Auteur de biographies d’Agatha Christie, de Patricia Highsmith ou de J.M. Barrie, François Rivière s’attache à proposer une analyse sérieuse et passionnante du rapport d’Hitchcock à la nourriture, source inépuisable de plaisirs qu’il s’agissait de ne pas prendre à la légère pour ce fils d’épicier londonien. Ainsi, dans sa préface à “L’Inconnu du Nord-Express”, d’Highsmith justement, le cinéaste confiait-il : “Au moment de choisir le sujet d’un film, je me sens à peu près dans la même situation que le gourmet qui doit composer unmenu. On lui présente une carte où tous les plats le tentent. […] Vous avouerai-je que je ressens encore davantage le drame de la sélection quand il s’agit de l’ordonnance d’un repas?”
A la vue de sa silhouette ronde reconnaissable entre toutes, qu’il s’est amusé à dissimuler dans chacun de ses films, difficile en effet de ne pas imaginer Hitchcock en amateur de bonne chère. Et quand les studios hollywoodiens et les assurances lui imposaient un régime, il trouvait rapidement une parade malicieuse: “Quand je suis au régime, je me trouve assis à l’heure des repas devant une Madame (sa femme Alma, qui l’accompagnait dans ses tentatives de perte de poids, NdlR) qui dépérit à vue d’oeil, au point qu’il me faut interrompre rapidement ma diète au risque de la voir fondre complètement…” Et si la cuisine occupait une place si particulière dans la vie d’Hitchcock, c’est sans doute parce que sa mère était un fin cordon-bleu, tout comme Alma.
Si les éléments biographiques apportés par Rivière suffisent amplement à satisfaire le lecteur, Anne Martinetti s’inspire, elle, de la filmographie dumaître pour proposer 80 recettes plutôt simples, classées géographiquement : Angleterre,
Côte Est américaine, Californie et quelques détours à travers le monde. De la perdrix sauce ivoire de “Rebecca” au homard à l’américaine de “Fenêtre sur cour”, on saute à la pecan pie de “Pas de printemps pour Marnie” et aux muffins
aux myrtilles de “Mais qui a tué Harry ?”, sans oublier le Suprême Golden Gate de “Vertigo” ou le tajine de la Mamounia de Marrakech de “L’homme qui en savait trop”. Chaque recette, illustrée d’une alléchante photo, est évidemment replacée dans le contexte du film en question et s’accompagne d’un extrait de dialogue.

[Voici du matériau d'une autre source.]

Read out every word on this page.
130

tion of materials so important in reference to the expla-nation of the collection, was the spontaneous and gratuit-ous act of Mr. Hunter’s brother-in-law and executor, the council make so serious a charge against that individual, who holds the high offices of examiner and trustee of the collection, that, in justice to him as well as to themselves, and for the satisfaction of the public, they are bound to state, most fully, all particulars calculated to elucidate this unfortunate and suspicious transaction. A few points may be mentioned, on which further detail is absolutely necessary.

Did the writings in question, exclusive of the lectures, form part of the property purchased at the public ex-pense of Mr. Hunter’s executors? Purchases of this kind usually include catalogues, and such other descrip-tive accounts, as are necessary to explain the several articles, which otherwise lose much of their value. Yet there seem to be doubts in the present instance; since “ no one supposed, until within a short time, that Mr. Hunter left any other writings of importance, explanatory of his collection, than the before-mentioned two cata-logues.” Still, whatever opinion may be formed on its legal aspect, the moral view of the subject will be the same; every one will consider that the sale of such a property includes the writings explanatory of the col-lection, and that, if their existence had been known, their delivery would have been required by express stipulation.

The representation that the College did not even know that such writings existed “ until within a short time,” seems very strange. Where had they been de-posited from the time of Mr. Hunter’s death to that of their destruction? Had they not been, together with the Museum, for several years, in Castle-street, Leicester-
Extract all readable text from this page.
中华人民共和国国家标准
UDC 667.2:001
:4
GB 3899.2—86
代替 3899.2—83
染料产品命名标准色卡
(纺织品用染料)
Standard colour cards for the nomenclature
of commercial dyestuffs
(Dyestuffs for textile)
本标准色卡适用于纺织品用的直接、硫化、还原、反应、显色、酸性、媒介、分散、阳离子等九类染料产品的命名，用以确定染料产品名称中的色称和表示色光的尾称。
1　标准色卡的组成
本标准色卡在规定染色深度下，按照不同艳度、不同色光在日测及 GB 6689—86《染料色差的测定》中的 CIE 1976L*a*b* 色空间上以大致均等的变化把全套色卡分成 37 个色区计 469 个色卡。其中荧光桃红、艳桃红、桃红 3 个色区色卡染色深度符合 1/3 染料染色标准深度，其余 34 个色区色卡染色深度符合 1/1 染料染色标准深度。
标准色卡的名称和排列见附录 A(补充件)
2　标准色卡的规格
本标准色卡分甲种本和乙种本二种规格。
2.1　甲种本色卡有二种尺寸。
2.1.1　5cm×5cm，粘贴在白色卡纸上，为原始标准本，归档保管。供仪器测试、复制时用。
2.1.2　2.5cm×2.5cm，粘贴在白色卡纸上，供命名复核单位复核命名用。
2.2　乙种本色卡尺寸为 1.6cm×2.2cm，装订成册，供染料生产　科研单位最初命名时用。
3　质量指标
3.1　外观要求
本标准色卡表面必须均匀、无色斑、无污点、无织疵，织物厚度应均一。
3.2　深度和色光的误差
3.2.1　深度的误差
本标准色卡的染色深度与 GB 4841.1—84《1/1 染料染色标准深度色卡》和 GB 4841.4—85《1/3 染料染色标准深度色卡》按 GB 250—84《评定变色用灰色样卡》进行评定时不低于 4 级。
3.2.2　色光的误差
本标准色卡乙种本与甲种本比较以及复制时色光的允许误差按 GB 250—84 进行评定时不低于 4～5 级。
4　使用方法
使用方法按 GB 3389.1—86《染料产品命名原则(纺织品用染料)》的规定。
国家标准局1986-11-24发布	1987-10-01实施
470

Bref, “La Sauce était presque parfaite” se feuillette en salivant, tout en donnant sacrément envie de se replonger d’un oeil gourmand dans les chefs-d’oeuvre de Mr Hitch.
Envie de lecture?
“La sauce était presque parfaite. 80 recettes d’après Alfred Hitchcock”, publié par “Les Cahiers du Cinéma” (172 pp., env. 30€).